Okay, that’s a reasonable ask. In that case, you need the three lens laws (aka. the very well-behaved lens laws): GetPut, PutGet, and PutPut.

-- Suppose there is a lens
get :: s -> a
put :: s -> a -> s

-- satisfying the three laws
GetPut :: forall s. put s (get s) = s
PutGet :: forall s a. get (put s a) = a
PutPut :: forall s a b. put (put s a) b = put s b

Let us recall the definition of the candidate isomorphism:

to :: s -> (a, a -> s)
to s = (get s, put s)

from :: (a, a -> s)
from (a, f) = f a

If we restrict the complement (a -> s) to exactly the subset of functions that can be obtained by put, we can show that (to, from) is an isomorphism. In set comprehension notation:

-- aka. the *image* of put
c = {f :: a -> s | exists s. f = put s}

GetPut proves the roundtrip from s to (a, c) and back.

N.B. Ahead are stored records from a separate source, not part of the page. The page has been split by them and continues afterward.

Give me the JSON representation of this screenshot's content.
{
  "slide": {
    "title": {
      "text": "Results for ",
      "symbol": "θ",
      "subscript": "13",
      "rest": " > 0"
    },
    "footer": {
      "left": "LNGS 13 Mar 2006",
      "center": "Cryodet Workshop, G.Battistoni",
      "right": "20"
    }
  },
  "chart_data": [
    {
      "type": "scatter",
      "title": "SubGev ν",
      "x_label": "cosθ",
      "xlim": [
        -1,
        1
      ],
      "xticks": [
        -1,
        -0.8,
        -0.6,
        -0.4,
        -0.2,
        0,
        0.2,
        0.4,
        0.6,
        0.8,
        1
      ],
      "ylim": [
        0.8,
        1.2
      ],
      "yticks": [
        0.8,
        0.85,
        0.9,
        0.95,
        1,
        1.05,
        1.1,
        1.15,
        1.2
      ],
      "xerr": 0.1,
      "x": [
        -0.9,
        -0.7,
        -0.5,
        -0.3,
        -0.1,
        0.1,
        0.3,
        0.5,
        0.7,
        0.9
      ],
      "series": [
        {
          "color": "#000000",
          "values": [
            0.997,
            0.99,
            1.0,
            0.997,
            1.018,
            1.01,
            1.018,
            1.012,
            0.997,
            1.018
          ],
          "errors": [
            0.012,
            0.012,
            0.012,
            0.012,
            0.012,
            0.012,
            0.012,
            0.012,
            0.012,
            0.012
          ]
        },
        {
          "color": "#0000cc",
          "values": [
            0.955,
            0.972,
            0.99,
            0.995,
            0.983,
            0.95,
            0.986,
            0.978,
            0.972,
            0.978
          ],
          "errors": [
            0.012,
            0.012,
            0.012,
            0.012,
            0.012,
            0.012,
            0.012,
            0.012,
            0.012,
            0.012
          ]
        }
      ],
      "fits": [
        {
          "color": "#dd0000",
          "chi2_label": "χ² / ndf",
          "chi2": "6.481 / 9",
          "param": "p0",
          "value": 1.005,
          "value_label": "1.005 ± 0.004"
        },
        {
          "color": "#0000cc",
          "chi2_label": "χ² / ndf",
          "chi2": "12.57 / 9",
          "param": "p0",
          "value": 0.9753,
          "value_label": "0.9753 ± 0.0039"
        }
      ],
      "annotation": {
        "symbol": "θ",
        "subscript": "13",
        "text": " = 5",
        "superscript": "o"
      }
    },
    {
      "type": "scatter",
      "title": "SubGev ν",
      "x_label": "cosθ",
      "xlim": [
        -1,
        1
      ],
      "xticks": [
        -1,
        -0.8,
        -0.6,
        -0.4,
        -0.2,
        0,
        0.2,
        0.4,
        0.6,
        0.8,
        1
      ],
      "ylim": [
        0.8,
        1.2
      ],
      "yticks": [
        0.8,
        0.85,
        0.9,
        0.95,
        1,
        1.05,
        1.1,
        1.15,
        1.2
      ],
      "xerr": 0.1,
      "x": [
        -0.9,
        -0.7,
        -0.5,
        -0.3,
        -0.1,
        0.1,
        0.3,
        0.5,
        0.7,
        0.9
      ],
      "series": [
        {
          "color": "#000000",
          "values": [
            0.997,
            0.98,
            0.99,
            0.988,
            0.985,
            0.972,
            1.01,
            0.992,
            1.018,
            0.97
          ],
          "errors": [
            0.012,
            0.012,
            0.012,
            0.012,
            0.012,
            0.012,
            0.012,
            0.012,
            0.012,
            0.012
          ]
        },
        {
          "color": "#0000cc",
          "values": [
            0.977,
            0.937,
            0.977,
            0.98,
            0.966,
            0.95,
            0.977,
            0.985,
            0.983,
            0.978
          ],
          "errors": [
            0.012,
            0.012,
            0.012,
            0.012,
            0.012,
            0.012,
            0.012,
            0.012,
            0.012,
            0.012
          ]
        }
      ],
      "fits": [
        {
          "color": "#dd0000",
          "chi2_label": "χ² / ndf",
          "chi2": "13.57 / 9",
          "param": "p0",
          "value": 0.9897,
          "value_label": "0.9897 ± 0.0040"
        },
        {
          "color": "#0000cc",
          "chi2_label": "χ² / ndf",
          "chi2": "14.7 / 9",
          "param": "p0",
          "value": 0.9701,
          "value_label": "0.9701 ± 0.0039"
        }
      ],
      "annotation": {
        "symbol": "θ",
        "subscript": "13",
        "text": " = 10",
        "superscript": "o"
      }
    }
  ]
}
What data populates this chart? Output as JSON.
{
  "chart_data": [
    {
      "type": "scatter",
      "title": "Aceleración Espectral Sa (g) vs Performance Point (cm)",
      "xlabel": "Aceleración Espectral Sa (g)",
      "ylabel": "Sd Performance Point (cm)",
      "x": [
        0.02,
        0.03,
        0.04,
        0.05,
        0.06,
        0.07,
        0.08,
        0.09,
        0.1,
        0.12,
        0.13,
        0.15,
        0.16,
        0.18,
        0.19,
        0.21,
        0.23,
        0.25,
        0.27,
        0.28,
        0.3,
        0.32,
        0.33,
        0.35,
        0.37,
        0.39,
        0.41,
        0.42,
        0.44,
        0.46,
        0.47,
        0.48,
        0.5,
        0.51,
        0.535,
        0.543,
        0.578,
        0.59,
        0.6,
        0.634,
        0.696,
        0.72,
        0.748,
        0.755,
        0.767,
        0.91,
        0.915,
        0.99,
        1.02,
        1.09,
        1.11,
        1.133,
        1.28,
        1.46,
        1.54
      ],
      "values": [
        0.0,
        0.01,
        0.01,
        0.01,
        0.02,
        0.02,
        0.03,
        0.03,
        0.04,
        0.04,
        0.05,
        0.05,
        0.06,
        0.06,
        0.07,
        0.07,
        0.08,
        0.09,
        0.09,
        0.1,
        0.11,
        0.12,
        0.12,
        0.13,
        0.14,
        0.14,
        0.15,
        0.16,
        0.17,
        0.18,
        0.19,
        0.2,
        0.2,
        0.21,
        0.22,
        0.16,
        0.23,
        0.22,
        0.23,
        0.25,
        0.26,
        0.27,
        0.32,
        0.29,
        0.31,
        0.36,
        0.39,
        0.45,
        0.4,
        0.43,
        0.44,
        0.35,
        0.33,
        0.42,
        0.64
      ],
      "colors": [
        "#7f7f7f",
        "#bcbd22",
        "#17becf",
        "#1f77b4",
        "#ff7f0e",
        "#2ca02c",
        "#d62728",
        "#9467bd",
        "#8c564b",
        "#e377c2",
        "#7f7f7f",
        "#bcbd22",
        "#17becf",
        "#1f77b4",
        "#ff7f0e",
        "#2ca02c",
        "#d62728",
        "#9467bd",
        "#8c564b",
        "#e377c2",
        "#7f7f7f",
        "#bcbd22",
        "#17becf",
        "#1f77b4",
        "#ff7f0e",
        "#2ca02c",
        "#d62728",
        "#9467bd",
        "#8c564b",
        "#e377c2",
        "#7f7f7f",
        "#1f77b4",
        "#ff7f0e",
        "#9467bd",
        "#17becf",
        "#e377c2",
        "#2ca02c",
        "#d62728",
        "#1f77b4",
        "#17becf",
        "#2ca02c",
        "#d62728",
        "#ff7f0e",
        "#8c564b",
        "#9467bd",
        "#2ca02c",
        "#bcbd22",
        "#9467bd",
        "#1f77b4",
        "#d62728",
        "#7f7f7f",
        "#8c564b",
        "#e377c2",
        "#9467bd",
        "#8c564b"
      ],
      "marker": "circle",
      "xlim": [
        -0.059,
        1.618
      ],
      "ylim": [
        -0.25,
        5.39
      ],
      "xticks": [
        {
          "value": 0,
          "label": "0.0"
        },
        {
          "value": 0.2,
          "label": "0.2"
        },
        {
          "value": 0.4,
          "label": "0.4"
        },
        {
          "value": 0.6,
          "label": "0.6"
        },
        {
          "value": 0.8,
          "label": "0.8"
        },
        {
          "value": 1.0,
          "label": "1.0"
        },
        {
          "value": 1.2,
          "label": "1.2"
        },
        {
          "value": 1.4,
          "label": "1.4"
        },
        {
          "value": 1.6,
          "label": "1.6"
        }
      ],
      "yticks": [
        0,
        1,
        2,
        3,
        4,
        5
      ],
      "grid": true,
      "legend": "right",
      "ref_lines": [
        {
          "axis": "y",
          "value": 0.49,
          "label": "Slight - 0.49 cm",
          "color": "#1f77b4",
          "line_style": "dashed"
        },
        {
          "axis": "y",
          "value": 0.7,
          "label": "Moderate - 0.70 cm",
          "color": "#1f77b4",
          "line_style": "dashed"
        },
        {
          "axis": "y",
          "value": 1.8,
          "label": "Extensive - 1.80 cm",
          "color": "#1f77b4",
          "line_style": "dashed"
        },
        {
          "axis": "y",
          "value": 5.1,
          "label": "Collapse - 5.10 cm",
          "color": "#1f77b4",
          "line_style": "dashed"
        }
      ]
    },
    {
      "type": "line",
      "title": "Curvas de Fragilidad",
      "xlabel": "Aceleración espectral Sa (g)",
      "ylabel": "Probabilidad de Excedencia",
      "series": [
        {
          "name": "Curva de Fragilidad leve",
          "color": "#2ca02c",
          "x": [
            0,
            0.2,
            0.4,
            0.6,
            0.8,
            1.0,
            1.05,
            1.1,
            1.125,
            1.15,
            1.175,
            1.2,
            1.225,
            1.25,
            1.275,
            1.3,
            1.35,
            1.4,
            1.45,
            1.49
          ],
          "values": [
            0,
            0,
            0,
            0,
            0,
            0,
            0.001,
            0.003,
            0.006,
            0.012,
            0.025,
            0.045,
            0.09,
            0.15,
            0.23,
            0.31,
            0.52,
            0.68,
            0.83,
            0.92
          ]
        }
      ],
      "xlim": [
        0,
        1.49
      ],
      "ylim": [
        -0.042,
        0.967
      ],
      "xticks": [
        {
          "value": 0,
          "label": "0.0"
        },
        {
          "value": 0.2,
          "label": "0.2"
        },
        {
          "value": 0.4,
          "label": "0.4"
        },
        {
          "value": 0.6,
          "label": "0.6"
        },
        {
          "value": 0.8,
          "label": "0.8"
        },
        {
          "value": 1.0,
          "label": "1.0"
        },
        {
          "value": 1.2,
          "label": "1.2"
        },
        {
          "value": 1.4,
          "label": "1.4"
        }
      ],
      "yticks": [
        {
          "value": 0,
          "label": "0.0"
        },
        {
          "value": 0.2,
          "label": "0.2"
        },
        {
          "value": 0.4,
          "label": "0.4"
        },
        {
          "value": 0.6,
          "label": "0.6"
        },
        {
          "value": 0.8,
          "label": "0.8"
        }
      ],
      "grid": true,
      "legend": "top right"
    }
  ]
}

from (to s) = put s (get s) = s

For the other roundtrip, we start with a pair (a, c), where c is from the image of put. So we actually start with a pair (a, put s).
The from then to roundtrip goes:

to (from (a, put s)) = (get (put s a), put (put s a))

The first component simplifies by PutGet.

get (put s a) = a

The second component simplifies by an eta-reduced reformulation of PutPut:

put (put s a) = put s

Putting these steps together, the from-then-to roundtrip:

to (from (a, put s)) = (a, put s)

Conclusion: to and from form an isomorphism between s and (a, c) where c = {f :: a -> s | exists s. f = put s}.

to . from = id
from . to = id

To show that PutPut is necessary to get an isomorphism, here is a counterexample with a lens that does not satisfy it. Let s be a type with three elements A | B | C, and a be Bool (two elements).

get :: s -> a
get A = True
get B = False
get C = False

put :: s -> a -> s
put _ True = A
put A False = B
put B False = B
put C False = C

It satisfies GetPut and PutGet, but there is no isomorphism between A | B | C and (Bool, c) for any c because 2 does not divide 3.